JUSTICE, the legal human rights organisation, and the Foundation for Information Policy Research today (Wednesday, 22nd March) warn that those aspects of the Regulation of Investigatory Powers Bill dealing with police powers to unscramble encoded e-mail are likely to breach human rights standards under the European Convention on Human Rights.
Part III of the Bill (previously in the Electronic Communications Bill) allows the police to serve written notice to demand either that a communication be decrypted or the private encryption key be handed over.

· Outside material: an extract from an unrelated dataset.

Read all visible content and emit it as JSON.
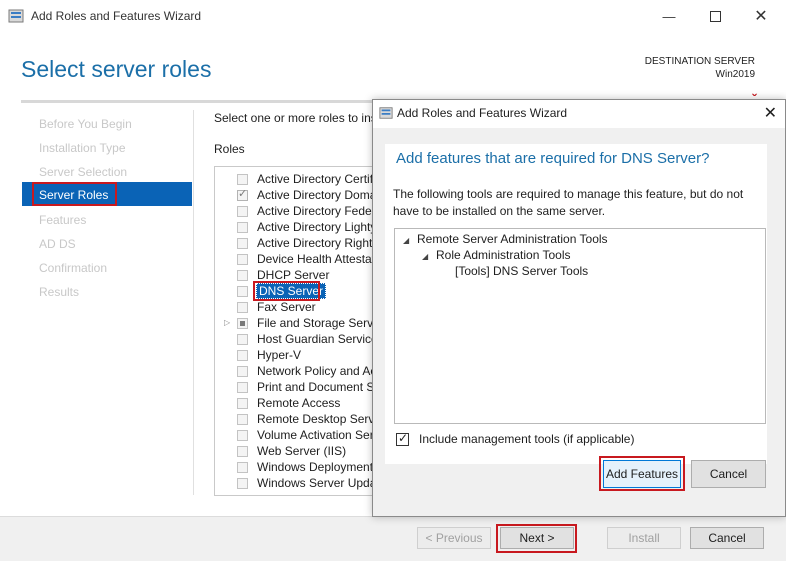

According to an Opinion obtained from two leading lawyers, the Government has wrongly opted for the widest police powers enabling open-ended interception of encrypted material. It says that this “will have the inevitable consequence of compromising the affected individual’s whole security and privacy apparatus” and thereby likely contravene Article 8 of the European Convention on respect for private life.

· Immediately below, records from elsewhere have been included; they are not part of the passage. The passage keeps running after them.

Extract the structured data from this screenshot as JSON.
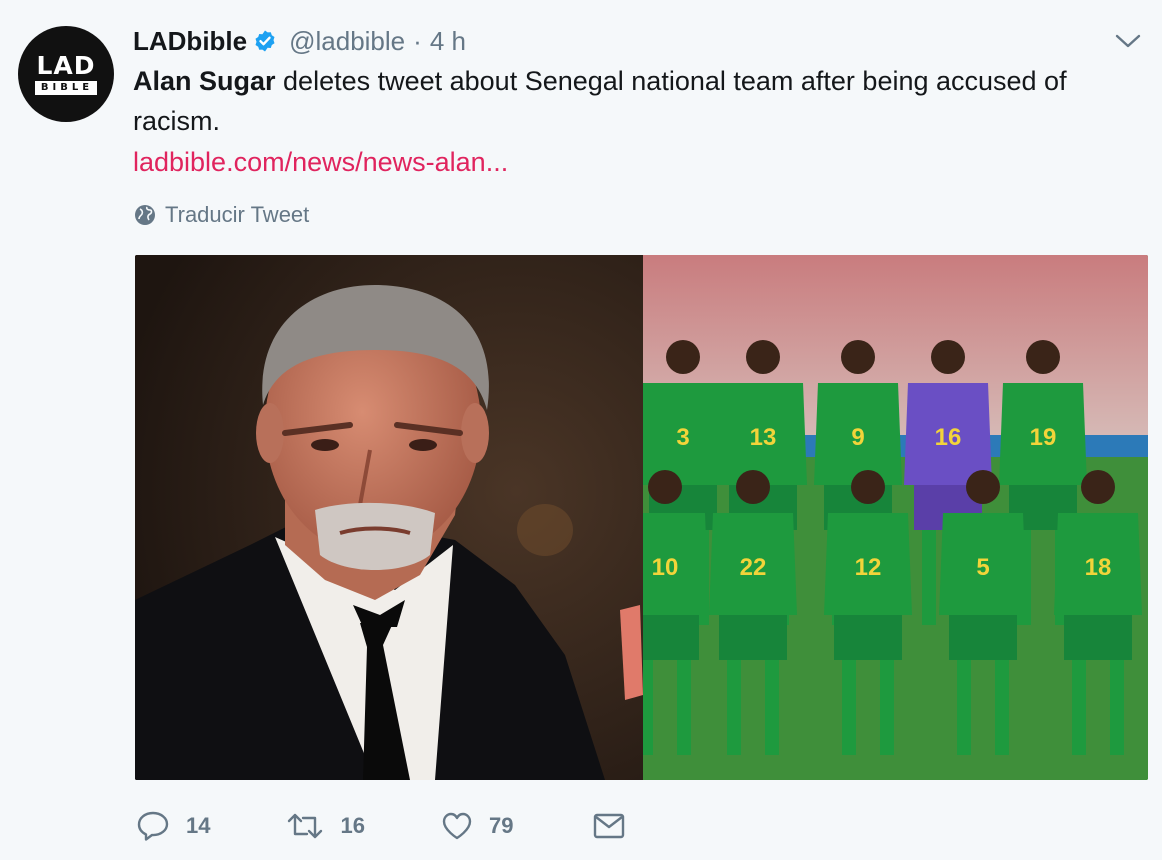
{
  "author": {
    "avatar_line1": "LAD",
    "avatar_line2": "BIBLE",
    "name": "LADbible",
    "handle": "@ladbible",
    "separator": "·",
    "time": "4 h"
  },
  "tweet": {
    "bold_text": "Alan Sugar",
    "text": " deletes tweet about Senegal national team after being accused of racism.",
    "link": "ladbible.com/news/news-alan...",
    "translate": "Traducir Tweet"
  },
  "jersey_numbers": [
    "3",
    "13",
    "9",
    "16",
    "19",
    "10",
    "22",
    "12",
    "5",
    "18"
  ],
  "actions": {
    "reply_count": "14",
    "retweet_count": "16",
    "like_count": "79"
  },
  "icons": {
    "verified": "verified-badge-icon",
    "caret": "chevron-down-icon",
    "globe": "globe-icon",
    "reply": "reply-icon",
    "retweet": "retweet-icon",
    "like": "heart-icon",
    "dm": "envelope-icon"
  },
  "colors": {
    "link": "#e0245e",
    "muted": "#657786",
    "verified": "#1da1f2",
    "background": "#f5f8fa"
  }
}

In a second, up-to-date Opinion on Part III of the RIP bill, a number of potential human rights breaches are again emphasised:
· The presumption of innocence is violated: failure to comply with a decryption notice will be a criminal offence unless the person can prove that s/he does not have the key, or does not have access to it because, for instance, the password has been forgotten. This contravenes an important element of the fair trial right guaranteed by Art 6 ECHR: that it is for the prosecution to prove the offence, not for the defendant to prove his or her innocence.
· The right not to self-incriminate is infringed: It is impossible for the police to prove by technical means that the defendant ‘has’ possession of the key. And, the only way of proving that he ‘has had’ the key is by way of an admission by the defendant. Furthermore, disclosure of the key by the defendant may lead to the discovery of incriminating material. This contravenes a person’s right to remain silent and not to contribute to incriminating him/herself as guaranteed under the fair trial right of Art 6 ECHR.
· There are inadequate safeguards against abuse: Not all decryption notices have to be first authorised by a judge. There is no requirement that the notice be restricted to serious crime; it could therefore be used for low-level criminal data gathering. There are inadequate safeguards on the holding of the decryption key and any material obtained. There is no requirement to inform the Covert Investigations Commissioner that such notices have been served. These are all requirements necessary to safeguard privacy rights under Art 8 ECHR.
As the Opinion concludes:
‘The above would suggest that for anyone using encryption, in order to avoid unjustified suspicion and possible wrongful conviction, it would have to be good practice to
a) Use steganographic file systems or equivalent technology; and
b) Not to admit to ever having had a key rather than be helpful and co-operative.
For the vast majority of individuals this is counter-intuitive and for society in general counter-productive. ‘
Madeleine Colvin, Legal Policy Director at JUSTICE, said today:
“As these are significant breaches, we expect the Home Office to engage in open debate on how far this Bill will fail to be human rights compliant in practice, rather than merely asserting that it is”.
Caspar Bowden, Director of the Foundation for Information Policy Research, said:
“The question of the reversal of the burden of proof has been festering for eight months. It is now time for the Home Office to give a reasoned explanation for how an innocent person who has forgotten their key can be expected to prove this on a balance of probabilities”.